Auch die Beratungsstelle für Unfallverhütung (BfU) fordert, dass E-Trotti-Fahrer auf Trottoirs gemäss den gültigen Regeln konsequent gebüsst werden. «Aus der Unfallprävention weiss man, dass es wichtig ist, dass die Bussen wirklich verteilt werden», sagt Sprecher Marc Kipfer. So entstehe bei den Verkehrsteilnehmern eine gewisse Kontrollerwartung. «Wenn die Leute wissen, dass Trottoirfahrer erwischt und gebüsst werden, dann unterlassen sie es eher.»

Dass es durch das Fahren auf dem Trottoir immer wieder zu gefährlichen Situationen kommt, bestätigt auch Thomas Hardegger, Nationalrat und Präsident von Fussverkehr Schweiz. «Vor rund einem Monat wurde ich selber von einem um die Ecke kommenden Elektro-Scooter fast abgeschossen. Ich konnte gerade noch ausweichen», sagt Hardegger. Das Schlimme sei, dass diese Leute jegliches Unrechtsbewusstsein verloren hätten. «Die haben nicht das Gefühl, dass sie etwas Verbotenes tun, weil das Fahren auf Trottoirs auf gewissen Flächen auch erlaubt ist.»

«Erst wenige Reklamationen»

Anderer Meinung ist Anton Keller, Leiter der TCS-Mobilitätsberatung. «Die E-Trotti-Fahrer wissen, dass sie nur auf der Strasse und auf Velowegen fahren dürfen, und halten sich mehrheitlich auch daran.» Auch in Zonen, die sich Fussgänger, Velo- und Trotti-Fahrer teilen müssen, müsse man als Fussgänger nicht Angst haben, über den Haufen gefahren zu werden. Wichtig sei jedoch, dass man Rücksicht aufeinander nehme, sagt Keller. «Vor allem auf die schwächsten Verkehrsteilnehmer – Kinder und Senioren.»

Die Polizeien der Städte Zürich, Basel und Zug erkennen in den auf dem Trottoir fahrenden E-Scootern das Konfliktpotenzial. Man stelle fest, dass immer mehr der Elektro-Trottinette unterwegs seien.
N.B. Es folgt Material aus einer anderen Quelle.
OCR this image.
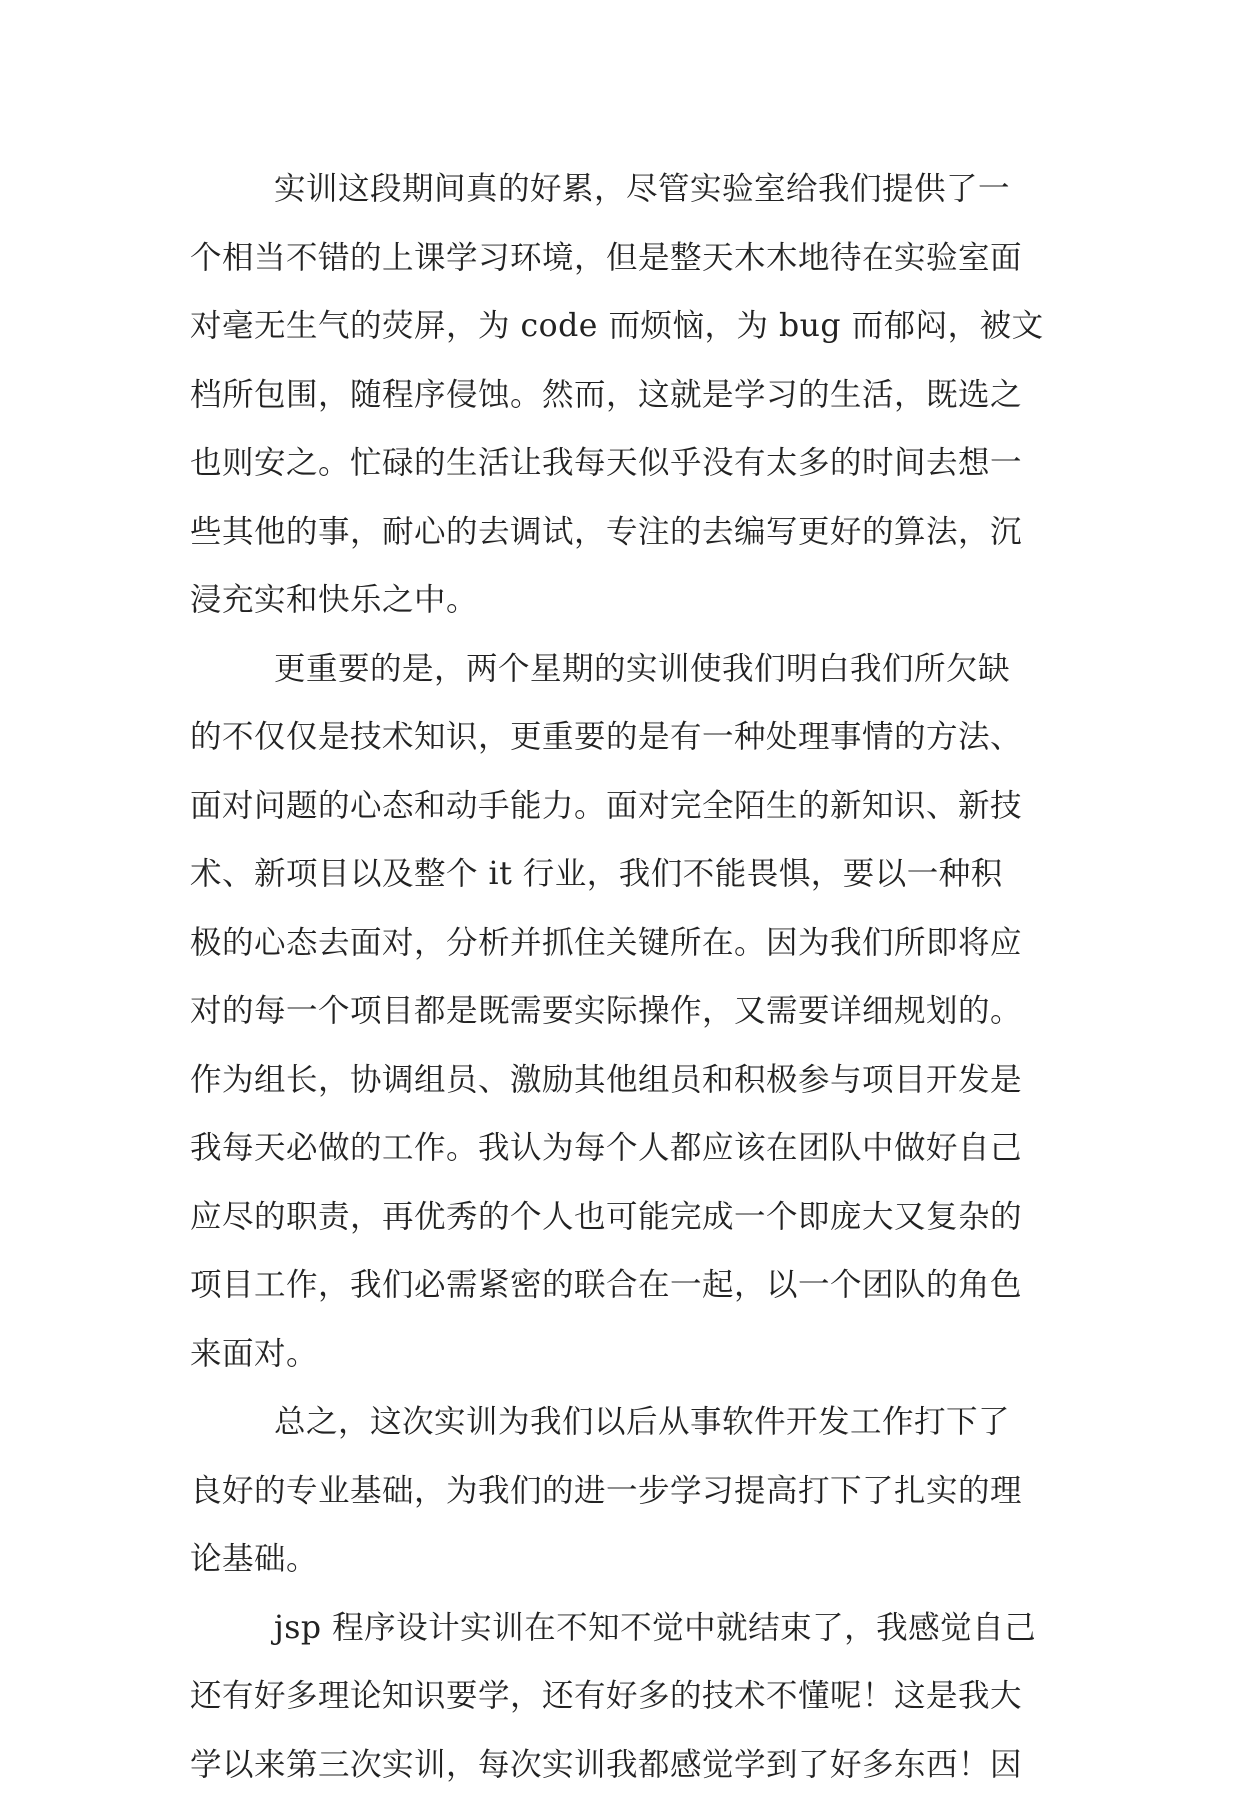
实训这段期间真的好累，尽管实验室给我们提供了一
个相当不错的上课学习环境，但是整天木木地待在实验室面
对毫无生气的荧屏，为 code 而烦恼，为 bug 而郁闷，被文
档所包围，随程序侵蚀。然而，这就是学习的生活，既选之
也则安之。忙碌的生活让我每天似乎没有太多的时间去想一
些其他的事，耐心的去调试，专注的去编写更好的算法，沉
浸充实和快乐之中。
更重要的是，两个星期的实训使我们明白我们所欠缺
的不仅仅是技术知识，更重要的是有一种处理事情的方法、
面对问题的心态和动手能力。面对完全陌生的新知识、新技
术、新项目以及整个 it 行业，我们不能畏惧，要以一种积
极的心态去面对，分析并抓住关键所在。因为我们所即将应
对的每一个项目都是既需要实际操作，又需要详细规划的。
作为组长，协调组员、激励其他组员和积极参与项目开发是
我每天必做的工作。我认为每个人都应该在团队中做好自己
应尽的职责，再优秀的个人也可能完成一个即庞大又复杂的
项目工作，我们必需紧密的联合在一起，以一个团队的角色
来面对。
总之，这次实训为我们以后从事软件开发工作打下了
良好的专业基础，为我们的进一步学习提高打下了扎实的理
论基础。
jsp 程序设计实训在不知不觉中就结束了，我感觉自己
还有好多理论知识要学，还有好多的技术不懂呢！这是我大
学以来第三次实训，每次实训我都感觉学到了好多东西！因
Bis jetzt seien aber keine oder nur vereinzelt Reklamationen eingegangen, heisst es.

«Man muss mit Busse rechnen»

Die Stadtpolizei Zürich wehrt sich jedoch gegen den Vorwurf, fehlbaren E-Trotti-Lenkern bewusst keine Bussen auszustellen. «Als Trotti-Lenker auf dem Trottoir muss man gleich – wie Velolenkende – immer damit rechnen, dass man gebüsst wird, wenn man verbotenerweise auf dem Trottoir fährt», sagt Sprecherin Judith Hödl.
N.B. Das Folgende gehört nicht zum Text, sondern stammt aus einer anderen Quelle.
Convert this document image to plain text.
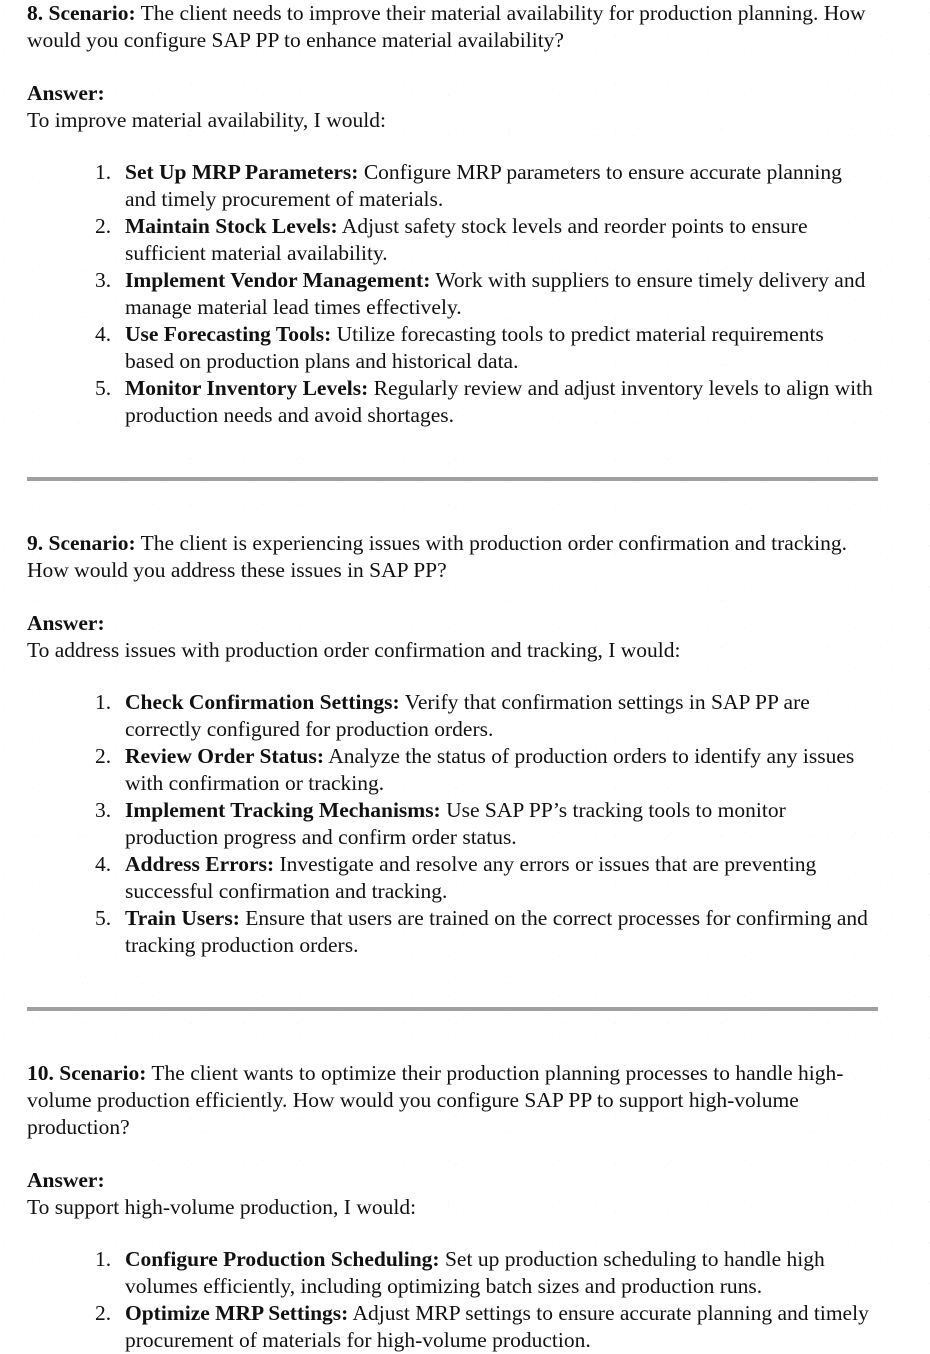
8. Scenario: The client needs to improve their material availability for production planning. How would you configure SAP PP to enhance material availability?

Answer:

To improve material availability, I would:

Set Up MRP Parameters: Configure MRP parameters to ensure accurate planning and timely procurement of materials.
Maintain Stock Levels: Adjust safety stock levels and reorder points to ensure sufficient material availability.
Implement Vendor Management: Work with suppliers to ensure timely delivery and manage material lead times effectively.
Use Forecasting Tools: Utilize forecasting tools to predict material requirements based on production plans and historical data.
Monitor Inventory Levels: Regularly review and adjust inventory levels to align with production needs and avoid shortages.

9. Scenario: The client is experiencing issues with production order confirmation and tracking. How would you address these issues in SAP PP?

Answer:

To address issues with production order confirmation and tracking, I would:

Check Confirmation Settings: Verify that confirmation settings in SAP PP are correctly configured for production orders.
Review Order Status: Analyze the status of production orders to identify any issues with confirmation or tracking.
Implement Tracking Mechanisms: Use SAP PP’s tracking tools to monitor production progress and confirm order status.
Address Errors: Investigate and resolve any errors or issues that are preventing successful confirmation and tracking.
Train Users: Ensure that users are trained on the correct processes for confirming and tracking production orders.

10. Scenario: The client wants to optimize their production planning processes to handle high-volume production efficiently. How would you configure SAP PP to support high-volume production?

Answer:

To support high-volume production, I would:

Configure Production Scheduling: Set up production scheduling to handle high volumes efficiently, including optimizing batch sizes and production runs.
Optimize MRP Settings: Adjust MRP settings to ensure accurate planning and timely procurement of materials for high-volume production.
Die Stadtpolizei würde verhältnismässig vorgehen, wenn es darum gehe, solche Verkehrsteilnehmende anzuhalten. Hödl: «Selbstverständlich setzen wir aber Prioritäten – und dringliche Einsätze gehen vor.»

Unfälle mit E-Trottis Im Jahr 2018 kam es zu 38 Unfällen mit sogenannten «fahrzeugähnlichen Geräten» – also auch mit E-Trottis. 6 Personen wurden dabei schwer verletzt. Das zeigt eine Auswertung des Bundesamts für Strassen (Astra). Doch die Dunkelziffer könnte gemäss Astra weit höher liegen, weil es sich bei der Angabe «Trottoir» um kein Pflichtfeld im Unfallerfassungsprotokoll der Polizei handelt.

Unfälle mit E-Trottis Im Jahr 2018 kam es zu 38 Unfällen mit sogenannten «fahrzeugähnlichen Geräten» – also auch mit E-Trottis. 6 Personen wurden dabei schwer verletzt. Das zeigt eine Auswertung des Bundesamts für Strassen (Astra). Doch die Dunkelziffer könnte gemäss Astra weit höher liegen, weil es sich bei der Angabe «Trottoir» um kein Pflichtfeld im Unfallerfassungsprotokoll der Polizei handelt.